- The Washington Times - Thursday, June 15, 2017

So much for weeding out special breaks in the tax code.

The House Ways and Means Committee — Congress’s chief author of tax laws — advanced legislation Thursday that would extend a tax credit for nuclear power, saying facilities in the works in the southeastern U.S. likely need the government subsidy to get off the ground.

The tax-writing panel cleared the legislation from Rep. Tom Rice by voice vote. Mr. Rice, South Carolina Republican, said the extension will provide certainty for new nuclear reactors in the United States and that 12,000 jobs in South Carolina and Georgia would be put in jeopardy without it.

But at a time when lawmakers say they are looking to flatten the tax code, the vote to continue the carve-outs signals just how difficult the GOP’s climb will be.

Rep. Lloyd Doggett, Texas Democrat, questioned what he described as a special handout for the nuclear power industry.

“With ample natural gas and a growing renewable energy industry, nuclear often does not make economic sense unless it gets some special treatment and subsidies or public handouts,” Mr. Doggett said.

He also said “billions” of dollars in subsidies has already been wasted on the nuclear industry elsewhere, and mocked the dire forecasts from his colleagues if the extension isn’t granted.

The Ways and Means Committee is working on a massive overhaul designed to “flatten” the tax code, eliminating most special breaks in exchange for lower marginal rates on both corporate and individual income.

An army of lobbyists is prepared to defend the current tax breaks, though, and always looking to win new carve-outs.

In the case of the nuclear break, it’s been around for years, but applies only to certain “advanced” reactors approved after 1993 and that come online by the end of 2020.

Mr.

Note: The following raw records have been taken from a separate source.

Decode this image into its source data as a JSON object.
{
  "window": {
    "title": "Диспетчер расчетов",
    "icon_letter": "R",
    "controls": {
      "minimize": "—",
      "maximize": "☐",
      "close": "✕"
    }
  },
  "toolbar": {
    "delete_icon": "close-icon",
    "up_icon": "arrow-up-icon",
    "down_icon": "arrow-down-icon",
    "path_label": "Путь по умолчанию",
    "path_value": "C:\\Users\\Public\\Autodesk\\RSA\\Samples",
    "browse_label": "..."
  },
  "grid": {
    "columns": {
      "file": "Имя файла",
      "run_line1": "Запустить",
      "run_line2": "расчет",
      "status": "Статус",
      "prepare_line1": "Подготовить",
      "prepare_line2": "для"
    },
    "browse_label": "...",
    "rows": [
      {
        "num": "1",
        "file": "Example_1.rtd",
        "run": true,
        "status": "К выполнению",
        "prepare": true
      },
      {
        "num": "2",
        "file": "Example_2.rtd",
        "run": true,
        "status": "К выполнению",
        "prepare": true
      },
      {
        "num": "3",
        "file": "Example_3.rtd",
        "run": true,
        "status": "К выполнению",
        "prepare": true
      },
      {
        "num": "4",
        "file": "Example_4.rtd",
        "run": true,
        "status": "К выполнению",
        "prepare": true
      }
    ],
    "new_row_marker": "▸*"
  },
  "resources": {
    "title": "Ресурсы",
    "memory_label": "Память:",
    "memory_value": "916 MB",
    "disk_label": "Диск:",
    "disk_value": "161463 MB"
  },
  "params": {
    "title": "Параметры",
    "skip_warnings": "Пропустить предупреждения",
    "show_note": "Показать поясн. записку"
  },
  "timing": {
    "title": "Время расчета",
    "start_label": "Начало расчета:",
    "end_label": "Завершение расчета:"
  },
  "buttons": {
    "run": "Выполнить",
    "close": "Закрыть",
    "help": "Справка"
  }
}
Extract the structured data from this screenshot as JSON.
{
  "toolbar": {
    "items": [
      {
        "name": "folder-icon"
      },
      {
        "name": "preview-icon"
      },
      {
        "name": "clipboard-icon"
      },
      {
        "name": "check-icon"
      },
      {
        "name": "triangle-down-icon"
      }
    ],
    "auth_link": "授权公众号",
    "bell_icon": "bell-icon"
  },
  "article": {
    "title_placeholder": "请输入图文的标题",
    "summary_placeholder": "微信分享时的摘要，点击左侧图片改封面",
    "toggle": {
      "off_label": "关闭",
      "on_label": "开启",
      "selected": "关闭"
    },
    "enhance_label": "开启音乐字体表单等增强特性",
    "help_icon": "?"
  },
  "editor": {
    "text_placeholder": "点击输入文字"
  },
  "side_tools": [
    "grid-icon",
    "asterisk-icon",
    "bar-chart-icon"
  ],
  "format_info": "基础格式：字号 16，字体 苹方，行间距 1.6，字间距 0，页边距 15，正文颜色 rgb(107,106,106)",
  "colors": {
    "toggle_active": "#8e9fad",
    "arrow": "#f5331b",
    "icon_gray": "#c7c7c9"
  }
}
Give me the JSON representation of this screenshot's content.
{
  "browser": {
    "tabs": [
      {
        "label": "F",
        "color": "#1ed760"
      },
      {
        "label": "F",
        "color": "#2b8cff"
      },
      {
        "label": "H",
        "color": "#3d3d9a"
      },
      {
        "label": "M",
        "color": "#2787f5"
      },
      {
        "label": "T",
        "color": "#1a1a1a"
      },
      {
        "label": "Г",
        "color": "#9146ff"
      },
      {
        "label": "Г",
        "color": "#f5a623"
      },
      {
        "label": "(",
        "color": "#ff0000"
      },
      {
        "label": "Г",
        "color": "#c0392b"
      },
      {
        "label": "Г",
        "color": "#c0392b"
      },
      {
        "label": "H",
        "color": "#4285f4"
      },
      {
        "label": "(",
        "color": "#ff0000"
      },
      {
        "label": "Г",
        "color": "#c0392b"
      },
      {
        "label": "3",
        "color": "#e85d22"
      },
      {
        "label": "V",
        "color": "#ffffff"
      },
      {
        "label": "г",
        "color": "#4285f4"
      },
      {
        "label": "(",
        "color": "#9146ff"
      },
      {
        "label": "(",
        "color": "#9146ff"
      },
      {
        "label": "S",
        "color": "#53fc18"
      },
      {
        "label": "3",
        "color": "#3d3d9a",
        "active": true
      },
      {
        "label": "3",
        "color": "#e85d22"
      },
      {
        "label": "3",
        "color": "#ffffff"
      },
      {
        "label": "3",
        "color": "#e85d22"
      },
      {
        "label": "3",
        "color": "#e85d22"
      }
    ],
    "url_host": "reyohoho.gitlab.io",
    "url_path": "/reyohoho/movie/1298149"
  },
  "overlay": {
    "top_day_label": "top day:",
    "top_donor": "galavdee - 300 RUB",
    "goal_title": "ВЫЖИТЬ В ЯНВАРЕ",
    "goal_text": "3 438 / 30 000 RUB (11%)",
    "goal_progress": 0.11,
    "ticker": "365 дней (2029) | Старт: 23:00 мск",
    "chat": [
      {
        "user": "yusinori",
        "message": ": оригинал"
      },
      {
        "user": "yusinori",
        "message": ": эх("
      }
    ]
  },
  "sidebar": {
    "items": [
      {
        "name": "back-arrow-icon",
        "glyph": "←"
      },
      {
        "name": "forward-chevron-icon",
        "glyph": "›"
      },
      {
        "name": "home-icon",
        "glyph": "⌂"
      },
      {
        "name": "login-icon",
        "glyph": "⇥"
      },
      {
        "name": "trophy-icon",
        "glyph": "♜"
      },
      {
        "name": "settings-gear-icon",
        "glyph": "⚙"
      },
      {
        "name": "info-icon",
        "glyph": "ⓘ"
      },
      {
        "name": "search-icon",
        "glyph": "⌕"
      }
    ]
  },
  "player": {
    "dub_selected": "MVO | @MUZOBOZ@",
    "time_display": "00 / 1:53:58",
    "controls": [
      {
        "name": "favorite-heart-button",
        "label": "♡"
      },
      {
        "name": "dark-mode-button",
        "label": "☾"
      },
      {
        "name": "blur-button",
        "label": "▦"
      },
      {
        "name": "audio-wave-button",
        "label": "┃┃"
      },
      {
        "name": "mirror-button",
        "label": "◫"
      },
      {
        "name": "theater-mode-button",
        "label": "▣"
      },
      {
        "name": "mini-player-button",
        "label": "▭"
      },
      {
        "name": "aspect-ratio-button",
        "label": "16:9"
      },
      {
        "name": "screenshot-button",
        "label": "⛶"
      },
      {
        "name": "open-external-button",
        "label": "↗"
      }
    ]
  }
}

Rice’s legislation would allow plants that aren’t in service by the original sunset date of Jan. 1, 2021 to take advantage of available credits.

But amid fits and starts from planned nuclear facilities, application of the credit hasn’t gotten past the planning stages. The Joint Committee on Taxation also estimated the new legislation would cost $16 million over a 10-year period — a paltry sum in the grand scheme of federal budgeting.

In March, Westinghouse Electric Company filed for Chapter 11 bankruptcy, leaving already-delayed plans for several new reactors from Georgia Power and South Carolina Electric & Gas up in the air.

Mr. Rice said plants, which had contracted with Westinghouse, will soon face questions from regulators about how to move forward.

“The full availability of the $2 billion in tax credits will be a key factor in the regulators’ assessment of whether to approve plans to continue with these facilities or shut down construction completely,” said Mr. Rice.

Still, the bill has attracted bipartisan support, which includes backing from Democratic congressmen from Georgia and South Carolina, as well as Rep. Earl Blumenauer, Oregon Democrat and a leading environmentalist voice in the House.

“As we think about how to have … low-carbon energy, we’re going to need to have all our tools available,” Mr. Blumenauer said.

To make a point, Democratic Reps. Mike Thompson of California and Bill Pascrell of New Jersey offered their own amendments Thursday dealing with credits for renewable and offshore wind energy, but ultimately withdrew them.